A Body Corporates Sinking Fund is effectively a deposit which exists to allow a Body Corporate to pay for repairs and maintenance of a building.
The money in a sinking fund can be spent on several different things. Firstly, it can be spent on anticipated capital expenditure, or non-recurrent items. In a large strata scheme, this often includes large or one-off items, such as painting the building or major structural repairs to common property. The sinking fund can also be used to replace major capital items in a scheme. This might include items such as common property fences, or carpets in a lobby. Sinking funds can then also be spent on any other reasonable expenses which should be reasonably met from capital, such as pool furniture.
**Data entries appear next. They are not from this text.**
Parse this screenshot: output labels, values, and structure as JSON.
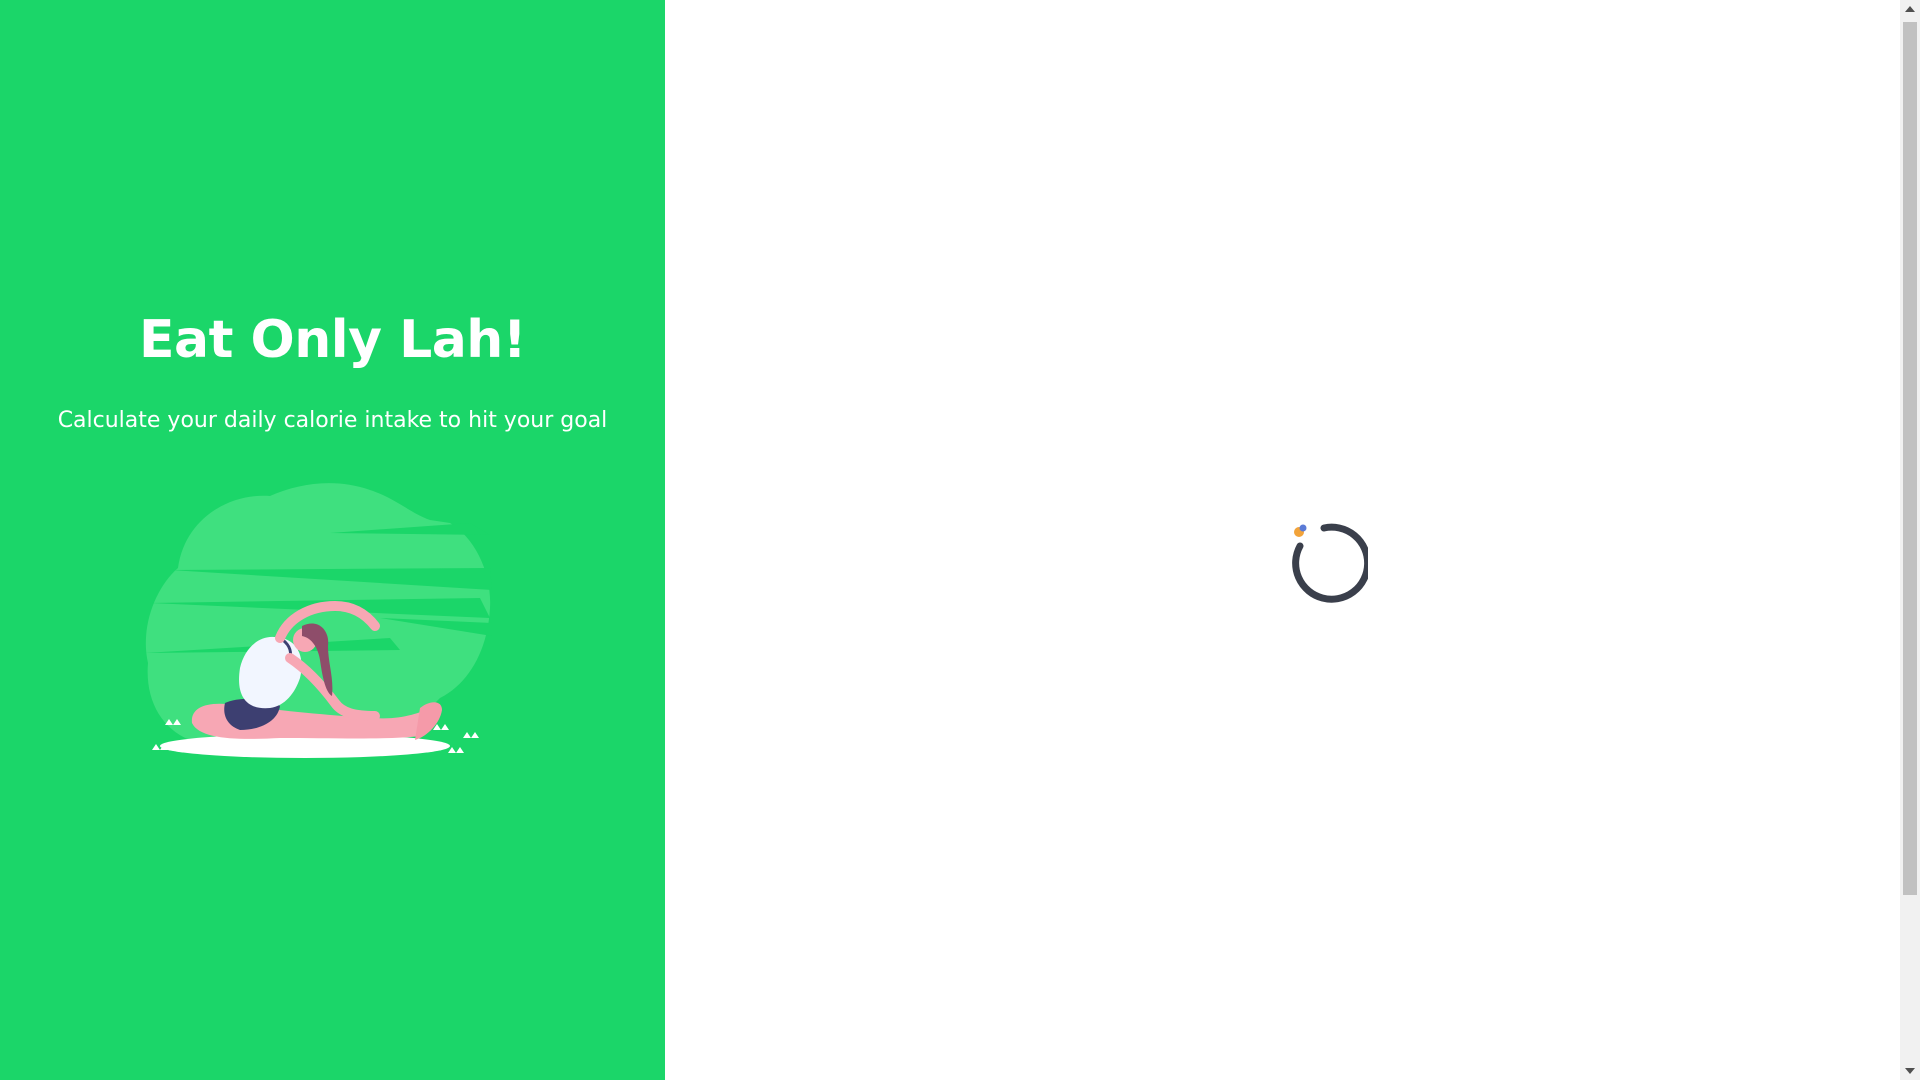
{
  "hero": {
    "title": "Eat Only Lah!",
    "subtitle": "Calculate your daily calorie intake to hit your goal",
    "illustration": "woman-yoga-stretch-illustration"
  },
  "loading": {
    "indicator": "loading-spinner-icon"
  },
  "colors": {
    "brand_green": "#1bd669",
    "spinner_dark": "#3a3f4b",
    "spinner_accent": "#f2a33a"
  },
  "scrollbar": {
    "up_icon": "chevron-up-icon",
    "down_icon": "chevron-down-icon"
  }
}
The sinking fund is raised through three main avenues:
- Owners’ contributions to the sinking fund
- Interest received from the fund’s investments
- And money from insurance pay outs (for major or capital items which have been destroyed or damaged)
- The sinking fund levy (owner’s contribution), is often kept and administered by a Community Management company such as SSKB, on behalf of a Body Corporate.
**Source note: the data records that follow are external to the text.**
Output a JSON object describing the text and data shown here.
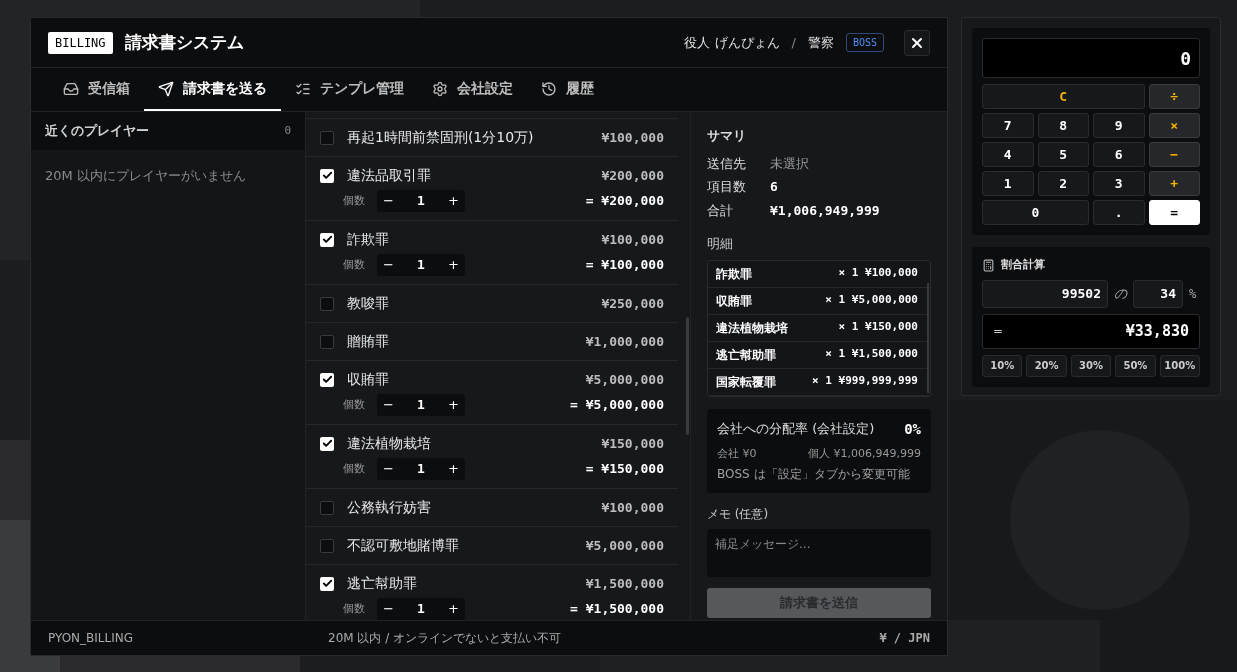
{
  "window": {
    "badge": "BILLING",
    "title": "請求書システム",
    "user": "役人 げんぴょん",
    "separator": "/",
    "role": "警察",
    "rank": "BOSS"
  },
  "tabs": [
    {
      "label": "受信箱",
      "kind": "inbox",
      "selected": false
    },
    {
      "label": "請求書を送る",
      "kind": "send",
      "selected": true
    },
    {
      "label": "テンプレ管理",
      "kind": "list",
      "selected": false
    },
    {
      "label": "会社設定",
      "kind": "gear",
      "selected": false
    },
    {
      "label": "履歴",
      "kind": "history",
      "selected": false
    }
  ],
  "nearby": {
    "title": "近くのプレイヤー",
    "count": "0",
    "empty": "20M 以内にプレイヤーがいません"
  },
  "items": [
    {
      "name": "再起1時間前禁固刑(1分10万)",
      "price": "¥100,000",
      "checked": false
    },
    {
      "name": "違法品取引罪",
      "price": "¥200,000",
      "checked": true,
      "qty_label": "個数",
      "minus": "−",
      "qty": "1",
      "plus": "+",
      "subtotal": "= ¥200,000"
    },
    {
      "name": "詐欺罪",
      "price": "¥100,000",
      "checked": true,
      "qty_label": "個数",
      "minus": "−",
      "qty": "1",
      "plus": "+",
      "subtotal": "= ¥100,000"
    },
    {
      "name": "教唆罪",
      "price": "¥250,000",
      "checked": false
    },
    {
      "name": "贈賄罪",
      "price": "¥1,000,000",
      "checked": false
    },
    {
      "name": "収賄罪",
      "price": "¥5,000,000",
      "checked": true,
      "qty_label": "個数",
      "minus": "−",
      "qty": "1",
      "plus": "+",
      "subtotal": "= ¥5,000,000"
    },
    {
      "name": "違法植物栽培",
      "price": "¥150,000",
      "checked": true,
      "qty_label": "個数",
      "minus": "−",
      "qty": "1",
      "plus": "+",
      "subtotal": "= ¥150,000"
    },
    {
      "name": "公務執行妨害",
      "price": "¥100,000",
      "checked": false
    },
    {
      "name": "不認可敷地賭博罪",
      "price": "¥5,000,000",
      "checked": false
    },
    {
      "name": "逃亡幇助罪",
      "price": "¥1,500,000",
      "checked": true,
      "qty_label": "個数",
      "minus": "−",
      "qty": "1",
      "plus": "+",
      "subtotal": "= ¥1,500,000"
    }
  ],
  "summary": {
    "title": "サマリ",
    "rows": [
      {
        "label": "送信先",
        "value": "未選択",
        "kind": "muted"
      },
      {
        "label": "項目数",
        "value": "6",
        "kind": "strong"
      },
      {
        "label": "合計",
        "value": "¥1,006,949,999",
        "kind": "strong"
      }
    ],
    "details_title": "明細",
    "details": [
      {
        "name": "詐欺罪",
        "amount": "× 1 ¥100,000"
      },
      {
        "name": "収賄罪",
        "amount": "× 1 ¥5,000,000"
      },
      {
        "name": "違法植物栽培",
        "amount": "× 1 ¥150,000"
      },
      {
        "name": "逃亡幇助罪",
        "amount": "× 1 ¥1,500,000"
      },
      {
        "name": "国家転覆罪",
        "amount": "× 1 ¥999,999,999"
      }
    ],
    "share": {
      "label": "会社への分配率 (会社設定)",
      "rate": "0%",
      "company": "会社 ¥0",
      "personal": "個人 ¥1,006,949,999",
      "note": "BOSS は「設定」タブから変更可能"
    },
    "memo_label": "メモ (任意)",
    "memo_placeholder": "補足メッセージ...",
    "send": "請求書を送信",
    "send_disabled": true
  },
  "footer": {
    "left": "PYON_BILLING",
    "center": "20M 以内 / オンラインでないと支払い不可",
    "right": "¥ / JPN"
  },
  "calculator": {
    "display": "0",
    "keys": [
      {
        "label": "C",
        "kind": "clear"
      },
      {
        "label": "÷",
        "kind": "op"
      },
      {
        "label": "7",
        "kind": "digit"
      },
      {
        "label": "8",
        "kind": "digit"
      },
      {
        "label": "9",
        "kind": "digit"
      },
      {
        "label": "×",
        "kind": "op"
      },
      {
        "label": "4",
        "kind": "digit"
      },
      {
        "label": "5",
        "kind": "digit"
      },
      {
        "label": "6",
        "kind": "digit"
      },
      {
        "label": "−",
        "kind": "op"
      },
      {
        "label": "1",
        "kind": "digit"
      },
      {
        "label": "2",
        "kind": "digit"
      },
      {
        "label": "3",
        "kind": "digit"
      },
      {
        "label": "+",
        "kind": "op"
      },
      {
        "label": "0",
        "kind": "digit_wide"
      },
      {
        "label": ".",
        "kind": "digit"
      },
      {
        "label": "=",
        "kind": "equals"
      }
    ]
  },
  "percent": {
    "title": "割合計算",
    "base": "99502",
    "of": "の",
    "rate": "34",
    "unit": "%",
    "equals": "=",
    "result": "¥33,830",
    "presets": [
      "10%",
      "20%",
      "30%",
      "50%",
      "100%"
    ]
  }
}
Bodies Corporate are also required to raise an administration fund. This is used for regular maintenance of common property, such as gardens, as well as insurance charges, and administrative expenses – including secretarial fees and postage. Money cannot be transferred between the sinking fund and the administrative fund, and vice versa.
Every financial year, Body Corporate Committees must prepare a sinking fund budget. This is to ensure the sinking fund has sufficient finances to provide necessary and reasonable spending for the upcoming financial year, on the items listed above. This is also necessary to ensure an amount is reserved to cover likely spending for at least 9 years after the current financial year. Building up financial funds reduces the likelihood of having to ask lot owners to make a large, one-off payment to sinking fund levies – although it does not totally removed the possibility of this occurring.
A proposed sinking fund budget must accompany the Annual General Meeting notice when it is distributed to lot owners every year. After the sinking fund budget has been prepared, a committee is able to determine what amount will be levied to lot owners for the sinking fund levy.